ここにいる人たちって存在じたいを語るだけでもかなり面白いストーリーになるんだよね~

と私がいうと、みんなもうんうんうなずいた。

すっかりいい気になっていると、一番奥の夫婦の、旦那さんの方が起き出してきた。

寝ているときは気づかなかったけど、起きてブンブンワメいている声を聞いて、彼がエイちゃんであることに、初めて気づいた。

エイちゃんは黄金のギターをかきむしりながら、音圧が足りないというような文句を言っていた。

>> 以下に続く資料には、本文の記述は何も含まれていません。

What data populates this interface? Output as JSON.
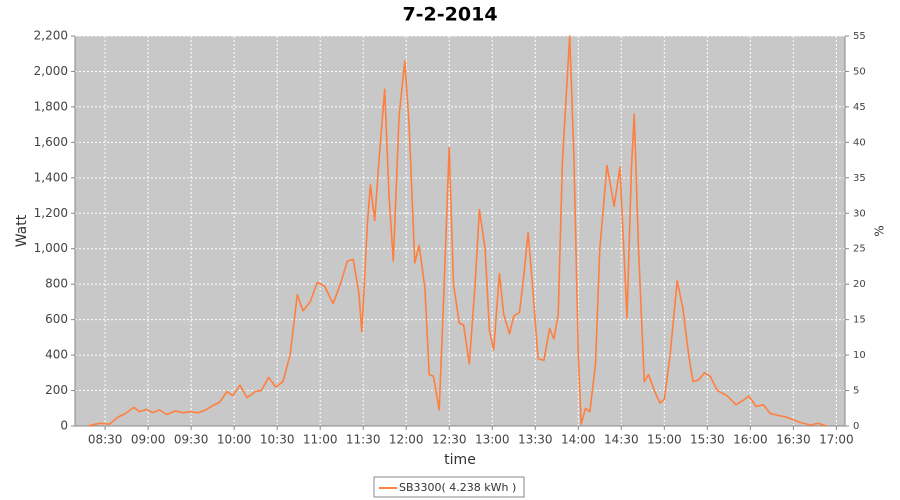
{
  "chart_data": {
    "type": "line",
    "title": "7-2-2014",
    "xlabel": "time",
    "ylabel": "Watt",
    "y2label": "%",
    "x": [
      "08:18",
      "08:23",
      "08:27",
      "08:33",
      "08:39",
      "08:44",
      "08:50",
      "08:54",
      "08:59",
      "09:03",
      "09:08",
      "09:13",
      "09:19",
      "09:24",
      "09:29",
      "09:35",
      "09:40",
      "09:45",
      "09:50",
      "09:55",
      "09:59",
      "10:04",
      "10:09",
      "10:15",
      "10:19",
      "10:24",
      "10:29",
      "10:34",
      "10:39",
      "10:44",
      "10:48",
      "10:53",
      "10:58",
      "11:03",
      "11:09",
      "11:14",
      "11:19",
      "11:23",
      "11:27",
      "11:29",
      "11:33",
      "11:35",
      "11:38",
      "11:41",
      "11:45",
      "11:48",
      "11:51",
      "11:55",
      "11:59",
      "12:02",
      "12:06",
      "12:09",
      "12:13",
      "12:16",
      "12:19",
      "12:23",
      "12:26",
      "12:30",
      "12:33",
      "12:37",
      "12:40",
      "12:44",
      "12:48",
      "12:51",
      "12:55",
      "12:58",
      "13:01",
      "13:05",
      "13:08",
      "13:12",
      "13:15",
      "13:19",
      "13:22",
      "13:25",
      "13:28",
      "13:32",
      "13:36",
      "13:40",
      "13:43",
      "13:46",
      "13:49",
      "13:54",
      "13:57",
      "14:00",
      "14:02",
      "14:05",
      "14:08",
      "14:12",
      "14:15",
      "14:20",
      "14:25",
      "14:29",
      "14:32",
      "14:34",
      "14:37",
      "14:39",
      "14:42",
      "14:46",
      "14:49",
      "14:53",
      "14:57",
      "15:00",
      "15:04",
      "15:09",
      "15:13",
      "15:17",
      "15:20",
      "15:24",
      "15:28",
      "15:32",
      "15:37",
      "15:44",
      "15:50",
      "15:56",
      "15:59",
      "16:04",
      "16:09",
      "16:14",
      "16:25",
      "16:35",
      "16:42",
      "16:47",
      "16:53"
    ],
    "series": [
      {
        "name": "SB3300( 4.238 kWh )",
        "color": "#ff7f3f",
        "values": [
          0,
          10,
          15,
          10,
          50,
          70,
          105,
          80,
          95,
          75,
          90,
          65,
          85,
          75,
          80,
          75,
          90,
          115,
          135,
          195,
          170,
          230,
          160,
          195,
          200,
          275,
          220,
          250,
          400,
          740,
          650,
          700,
          810,
          790,
          690,
          800,
          930,
          940,
          750,
          530,
          1150,
          1360,
          1160,
          1500,
          1900,
          1300,
          930,
          1750,
          2060,
          1700,
          920,
          1020,
          780,
          290,
          280,
          90,
          700,
          1570,
          800,
          580,
          570,
          350,
          800,
          1220,
          1000,
          540,
          430,
          860,
          630,
          520,
          620,
          640,
          850,
          1090,
          800,
          380,
          370,
          550,
          490,
          630,
          1500,
          2200,
          1500,
          400,
          10,
          100,
          80,
          350,
          1000,
          1470,
          1240,
          1460,
          950,
          610,
          1450,
          1760,
          1000,
          250,
          290,
          200,
          130,
          150,
          400,
          820,
          660,
          400,
          250,
          260,
          300,
          280,
          200,
          170,
          120,
          150,
          170,
          110,
          120,
          70,
          50,
          20,
          5,
          15,
          0
        ]
      }
    ],
    "xlim": [
      "08:09",
      "17:06"
    ],
    "xticks": [
      "08:30",
      "09:00",
      "09:30",
      "10:00",
      "10:30",
      "11:00",
      "11:30",
      "12:00",
      "12:30",
      "13:00",
      "13:30",
      "14:00",
      "14:30",
      "15:00",
      "15:30",
      "16:00",
      "16:30",
      "17:00"
    ],
    "ylim": [
      0,
      2200
    ],
    "yticks": [
      0,
      200,
      400,
      600,
      800,
      {
        "value": 1000,
        "label": "1,000"
      },
      {
        "value": 1200,
        "label": "1,200"
      },
      {
        "value": 1400,
        "label": "1,400"
      },
      {
        "value": 1600,
        "label": "1,600"
      },
      {
        "value": 1800,
        "label": "1,800"
      },
      {
        "value": 2000,
        "label": "2,000"
      },
      {
        "value": 2200,
        "label": "2,200"
      }
    ],
    "y2lim": [
      0,
      55
    ],
    "y2ticks": [
      0,
      5,
      10,
      15,
      20,
      25,
      30,
      35,
      40,
      45,
      50,
      55
    ],
    "grid": true
  }
}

けど実際にはギターからはバッツバツのめちゃくちゃいい音が出ている。

めちゃくちゃいい音じゃないっすか!

と、私が言うと、エイちゃんは、

「アンプがなきゃ話んなんねぇよアンプがなきゃあ...」

と毒づいた。
言われてみれば、確かにギターはアンプに繋がっていない。
アンプに繋がっていないのにこんないい音出るのか!
さすがエイちゃんはやっぱすげえ!
と思った。

あの部屋に、一人で寝ているベッドは一つもなかったなあ、って、目覚めてから思った。